The investment manager selection process is a lot tougher than you might think. It requires time and patience and knowing not to rely too much on her historical performance.
Choosing an Investment Manager
The investment manager selection process is much like choosing a stock. It sounds easy up front, but assembling the required information and finding the time and abilities required is a daunting task for those who aren’t professional investment analysts. Choosing a money manager is like choosing a spouse. It is better to choose wisely up front than to try to sort things out along the way when things get tough.
Investment Manager Selection Considerations
How the Professionals Select Managers
Screening by historical record and investment style, the prospective client develops a “long list” of potentially suitable investment counseling firms. The prospective client asks the investment counseling firms on this “long list” to answer a questionnaire which asks detailed questions about the firm’s organization, capabilities, investment philosophy and process.
Culling down the “long list” to four to six potentially suitable firms, the prospective client arranges a “short list” presentation where she interviews the management and key personnel of the investment counseling firms. The prospective client then chooses a manager from the short list candidates.
At this point, it is obvious that choosing an investment manager is a very time consuming process requiring quite a bit of expertise and knowledge. This is why most large clients hire an investment consultant to help them select and review their managers. Very large and sophisticated corporate funds usually hire an investment consulting and performance measurement. Large actuarial consulting firms have “asset management” teams that perform the same function. These firms maintain databases of investment counseling firms’ performance and maintain up-to-date files on the characteristics of each firm. These firms bill their consulting services on a fee basis or act on retainer for their clients.
Where to Find the Relevant Information
To aid the investment manager selection process, prospective clients can obtain the names and addresses of investment counseling firms from industry directories, such as Benefits Canada. Some actuarial firms have pooled fund performance surveys that cover most of the larger managers’ pooled funds in Canada.
Smaller clients and individuals also have access to financial planners who keep tabs on managers who specialize in smaller and private accounts. Accountants and estate lawyers have contacts with money managers, as many of their clients use the services of discretionary investment managers.
At lower levels of assets (below $500,000 in a total portfolio) the prospective client should really use mutual funds, as these are much more efficient when transactions and custodial costs are taken into account. Investment dealers offer “wrap accounts” which either use pooled funds or invest client monies in a “model portfolio” approach for a single asset based fee. These are comparable to mutual funds and can be tailored more for specific client groups.
Most investment dealers and mutual fund brokerages are familiar with the investment managers of the various mutual funds available. Some firms have investment analysts dedicated to following the mutual fund industry and are very familiar with both the firms and particular fund managers. The financial press publishes mutual fund performance on a monthly basis and provides quarterly analyses of fund holdings. They also have reporters who follow mutual funds and do special reports on investment counseling firms.
What Account Sizes are Necessary?
Most large investment managers have high minimums for client accounts.
A cut-off point of five to ten million dollars is not unusual for institutional money managers.

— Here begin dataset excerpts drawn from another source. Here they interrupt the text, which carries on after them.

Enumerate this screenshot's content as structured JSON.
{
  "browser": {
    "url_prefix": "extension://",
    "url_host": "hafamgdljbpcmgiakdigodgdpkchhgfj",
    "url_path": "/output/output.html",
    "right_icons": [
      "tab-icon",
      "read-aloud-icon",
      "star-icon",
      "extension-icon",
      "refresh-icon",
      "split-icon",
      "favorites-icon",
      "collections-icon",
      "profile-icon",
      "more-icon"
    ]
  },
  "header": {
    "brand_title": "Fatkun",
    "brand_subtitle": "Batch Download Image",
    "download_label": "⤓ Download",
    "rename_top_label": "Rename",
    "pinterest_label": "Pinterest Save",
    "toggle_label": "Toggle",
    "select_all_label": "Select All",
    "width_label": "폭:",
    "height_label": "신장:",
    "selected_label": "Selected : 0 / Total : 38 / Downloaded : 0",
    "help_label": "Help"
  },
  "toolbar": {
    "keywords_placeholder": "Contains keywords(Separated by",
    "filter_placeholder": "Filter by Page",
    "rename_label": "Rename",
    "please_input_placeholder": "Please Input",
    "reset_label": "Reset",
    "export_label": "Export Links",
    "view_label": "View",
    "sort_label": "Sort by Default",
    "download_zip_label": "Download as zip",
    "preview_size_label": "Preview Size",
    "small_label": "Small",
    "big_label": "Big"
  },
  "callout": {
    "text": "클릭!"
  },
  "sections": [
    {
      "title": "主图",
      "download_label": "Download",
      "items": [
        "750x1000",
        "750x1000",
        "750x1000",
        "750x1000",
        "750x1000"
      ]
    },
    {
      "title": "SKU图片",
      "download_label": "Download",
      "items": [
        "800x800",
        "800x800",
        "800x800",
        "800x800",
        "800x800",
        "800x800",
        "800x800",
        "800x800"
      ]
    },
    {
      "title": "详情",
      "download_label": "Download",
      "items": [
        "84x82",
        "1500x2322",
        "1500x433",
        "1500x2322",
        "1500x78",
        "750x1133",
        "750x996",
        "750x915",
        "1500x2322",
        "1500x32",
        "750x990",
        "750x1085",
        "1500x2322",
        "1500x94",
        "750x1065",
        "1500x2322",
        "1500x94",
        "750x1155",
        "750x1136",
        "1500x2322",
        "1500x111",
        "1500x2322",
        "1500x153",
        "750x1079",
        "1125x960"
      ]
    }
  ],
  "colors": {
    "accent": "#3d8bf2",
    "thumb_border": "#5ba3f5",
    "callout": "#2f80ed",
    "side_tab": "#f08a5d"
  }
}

Fortunately, many of these managers have private client divisions with lower minimums, usually ranging from $500,000 to $1,000,000. Below this level, they use “pooled funds” which are unit trusts, like mutual funds, but are only available to clients with a minimum of $150,000 in each pooled fund. There are many smaller investment counseling firms with lower minimums for segregated funds. Banks, trust companies and investment dealers also have investment management divisions which manage money for their firms’ clients.
Investment Manager Selection Issues to Consider
When choosing a manager, focusing on historical performance is the classic error. Several studies have shown that the top performing manager in one period typically underperforms in the next period. That is why it is important to choose a manager that has good and consistent performance over longer time periods.
The rule of thumb in the industry used to be moving four year returns (the return over the past four years) in different periods. This permitted the client to assess the manager over a complete market cycle. With the market and economic cycles lengthening over the past two cycles, an even longer period might be appropriate.
Historical performance is only a sound predictor if the investment philosophy, process and personnel of a firm are the same as over the period the track record was established. Money managers are highly paid, sometimes with egos to match. This leads to fairly high turnover in the industry, and prospective clients should identify that the key personnel are still in place.
Often when a firm underperforms, it comes under strong pressures from clients and consultants to improve this “underperformance.” Since the underperformance could very well result from the manager’s style or security selections being out of favor, a change could come at exactly the wrong moment, when the style and securities are coming back into favor and will outperform. A good investment counseling firm is convinced of its style and will not stray for the wrong reasons. A value firm probably won’t be doing well in a highly speculative market where growth and “momentum” investors are bidding up stocks to very high prices.
Key to Choosing an Investment Manager
The key thing to look for in the investment manager selection process is a sound and disciplined investment philosophy. The next thing to review is the investment process, particularly security selection. Things should be understandable and reasonably simple. If you can’t understand it, the manager probably doesn’t. A historical track record is only evidence of skill. A proper manager search will establish whether the historical performance is skill or luck.